Une réalité humaine

Une réalité humaine

– L'image de la personne âgée se transforme. – L'image traditionnelle du doux vieillard rendu sage par l'expérience est, de plus en plus, une image d'Épinal. On lui substitue la vision d'un être traversé d'inquiétudes : peur de manquer financièrement, peur de voir sa santé décliner ou d'être victime d'un accident, peur de la mort, peur d'être privé de ses capacités, peur d'être un poids, peur de la solitude, en considération de liens familiaux devenus plus lâches qu'à l'époque où lui-même observait ses aïeux.

Instant poésie

Michel Billé
Le vieillard et ses liens
Un homme avait vécu longtemps !
Il voyait s'ajouter les ans
Mais ne comptait plus les années…
À quoi bon toujours calculer
Le temps qui passe et qui vous lasse
Qui vous inquiète et vous angoisse ?
Notre homme avait, sa vie durant,
Travaillé dur, donné son temps,
Aimé sa femme et ses enfants,
Ses amis, ses proches, ses parents…
Il avait su tisser des liens
Nombreux, des liens qui font du bien.
Il s'était donc beaucoup lié,
Relié, allié, attaché,
Il avait noué tant de liens
Les avait cultivés si bien
Qu'il en avait vécu heureux
Du moins souvent, du moins un peu.
En vieillissant, la maladie
Avait bouleversé sa vie,
Alzheimer et la dépendance
Semblaient lui enlever toute chance
De vivre encore, de savourer
Ces liens qu'il avait tant aimés.
Ses enfants, bien intentionnés,
Avaient voulu le faire entrer
Dans un lieu de soins protégé
Où la vie est sécurisée
Où tous risques sont écartés
Pour vivre et mourir rassuré. (…)
– L'isolement s'accroît… – La taille des ménages a tendance à se réduire.
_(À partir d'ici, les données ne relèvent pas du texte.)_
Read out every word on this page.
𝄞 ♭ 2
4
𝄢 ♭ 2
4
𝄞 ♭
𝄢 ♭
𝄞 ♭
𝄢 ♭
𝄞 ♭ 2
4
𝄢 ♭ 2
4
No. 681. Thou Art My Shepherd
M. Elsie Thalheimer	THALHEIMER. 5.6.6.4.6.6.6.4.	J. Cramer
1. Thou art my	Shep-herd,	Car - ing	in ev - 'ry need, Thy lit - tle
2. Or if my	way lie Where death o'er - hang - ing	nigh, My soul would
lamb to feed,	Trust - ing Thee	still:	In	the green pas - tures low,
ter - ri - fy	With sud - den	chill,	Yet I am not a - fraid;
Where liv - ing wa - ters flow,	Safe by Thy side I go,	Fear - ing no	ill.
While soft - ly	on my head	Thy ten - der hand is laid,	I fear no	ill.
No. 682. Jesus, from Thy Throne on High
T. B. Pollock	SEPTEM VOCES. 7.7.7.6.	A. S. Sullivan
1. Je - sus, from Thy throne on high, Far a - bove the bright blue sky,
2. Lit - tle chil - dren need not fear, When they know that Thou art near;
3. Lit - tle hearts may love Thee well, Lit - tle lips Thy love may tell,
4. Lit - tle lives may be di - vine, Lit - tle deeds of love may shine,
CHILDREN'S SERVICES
Selon l'Insee, ils comportent en moyenne 2,2 personnes en 2013, contre 2,4 en 1999. Un tiers à peine est constitué de trois personnes ou plus, un tiers de deux personnes ; le dernier tiers ne comprend qu'une seule personne. Cette situation trouve en partie son origine dans l'accroissement du nombre des séparations et la raréfaction des familles nombreuses. Mais elle découle aussi du vieillissement de la population. En vieillissant, on perd son conjoint (réalité qui concerne majoritairement les femmes, du fait d'une espérance de vie plus longue), souvent le dernier compagnon d'une existence où les relations sociales se sont raréfiées.
– … contribuant au sentiment général d'anxiété. – Ces constats alimentent un sentiment général d'anxiété qui, succédant à la colère observée avant la pandémie, découle aussi, pêle-mêle, de la pauvreté, de l'inégalité sociale, du chômage, de l'inflation… toutes choses qui favorisent, entre autres, de nouvelles difficultés d'accession au logement.